Pour l'économie marocaine, le principal enseignement est donc double. La puissance de transbordement renforce le rôle du pays dans les chaînes maritimes internationales. En parallèle, la faible progression du trafic domestique et le recul des exportations en volume invitent à ne pas utiliser le total portuaire comme substitut à un indicateur du commerce extérieur ou de la production nationale.
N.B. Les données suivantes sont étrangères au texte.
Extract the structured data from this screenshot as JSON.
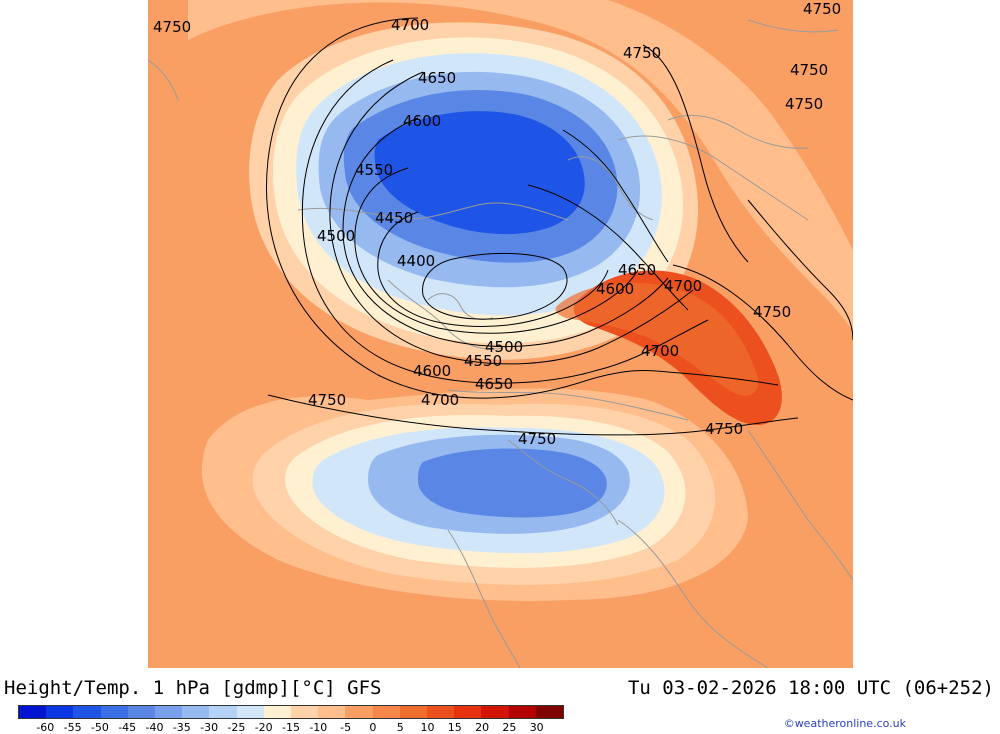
{
  "title": {
    "product": "Height/Temp. 1 hPa [gdmp][°C] GFS",
    "datetime": "Tu 03-02-2026 18:00 UTC (06+252)"
  },
  "credit": "©weatheronline.co.uk",
  "legend": {
    "labels": [
      "-60",
      "-55",
      "-50",
      "-45",
      "-40",
      "-35",
      "-30",
      "-25",
      "-20",
      "-15",
      "-10",
      "-5",
      "0",
      "5",
      "10",
      "15",
      "20",
      "25",
      "30"
    ],
    "colors": [
      "#0014d2",
      "#0a37e1",
      "#1e55e6",
      "#3c6ee6",
      "#5a87e6",
      "#78a0eb",
      "#96b9f0",
      "#b4d2f5",
      "#d2e6fa",
      "#fff0d2",
      "#ffd2aa",
      "#ffbe8c",
      "#fa9f64",
      "#f5874b",
      "#f06e2d",
      "#eb501e",
      "#e6320f",
      "#d21400",
      "#b40000",
      "#800000"
    ]
  },
  "contours": {
    "labels": [
      "4750",
      "4700",
      "4750",
      "4750",
      "4750",
      "4750",
      "4650",
      "4600",
      "4550",
      "4450",
      "4500",
      "4400",
      "4650",
      "4700",
      "4600",
      "4750",
      "4500",
      "4700",
      "4550",
      "4600",
      "4650",
      "4750",
      "4700",
      "4750",
      "4750"
    ]
  },
  "colors": {
    "warm_base": "#fa9f64",
    "warm_light": "#ffbe8c",
    "warm_pale": "#ffd2aa",
    "neutral": "#fff0d2",
    "cool_pale": "#d2e6fa",
    "cool_light": "#96b9f0",
    "cool_mid": "#5a87e6",
    "cool_deep": "#1e55e6",
    "hot": "#eb501e",
    "coast": "#9a9a9a",
    "contour": "#000000"
  }
}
La suite dépendra de la capacité à maintenir les volumes de transbordement tout en améliorant les flux directement liés à l'économie marocaine. Les données du second semestre devront préciser si les exportations se redressent, si la hausse des importations reflète un cycle d'investissement ou de consommation, et si les nouveaux investissements portuaires améliorent durablement la fluidité, la capacité et la valeur ajoutée logistique.
Contexte
Le Maroc combine un grand hub de transbordement, des ports relevant de l'ANP et plusieurs opérateurs de terminaux. Les chiffres nationaux, institutionnels et opérationnels décrivent donc des périmètres différents qui doivent être rapprochés sans être additionnés.
Pourquoi c’est important
La progression du trafic conforte le positionnement maritime du Maroc, mais la structure des flux détermine l'effet réel sur l'économie. Le transbordement soutient la centralité logistique; les exportations, le trafic domestique et les activités portuaires locales renseignent davantage sur les retombées internes.
À suivre
La part du transbordement dans le trafic total au second semestre 2026.
Le redressement ou non des exportations et du cabotage.
L'évolution des phosphates, des conteneurs et des véhicules neufs.
Ce que les sources ne disent pas encore
Les données disponibles ne donnent pas encore une ventilation complète par port pour le premier semestre, ni la valeur monétaire des marchandises, les marges des opérateurs ou l'effet direct sur l'emploi. Les périmètres du ministère, de l'ANP et de Marsa Maroc ne sont pas identiques.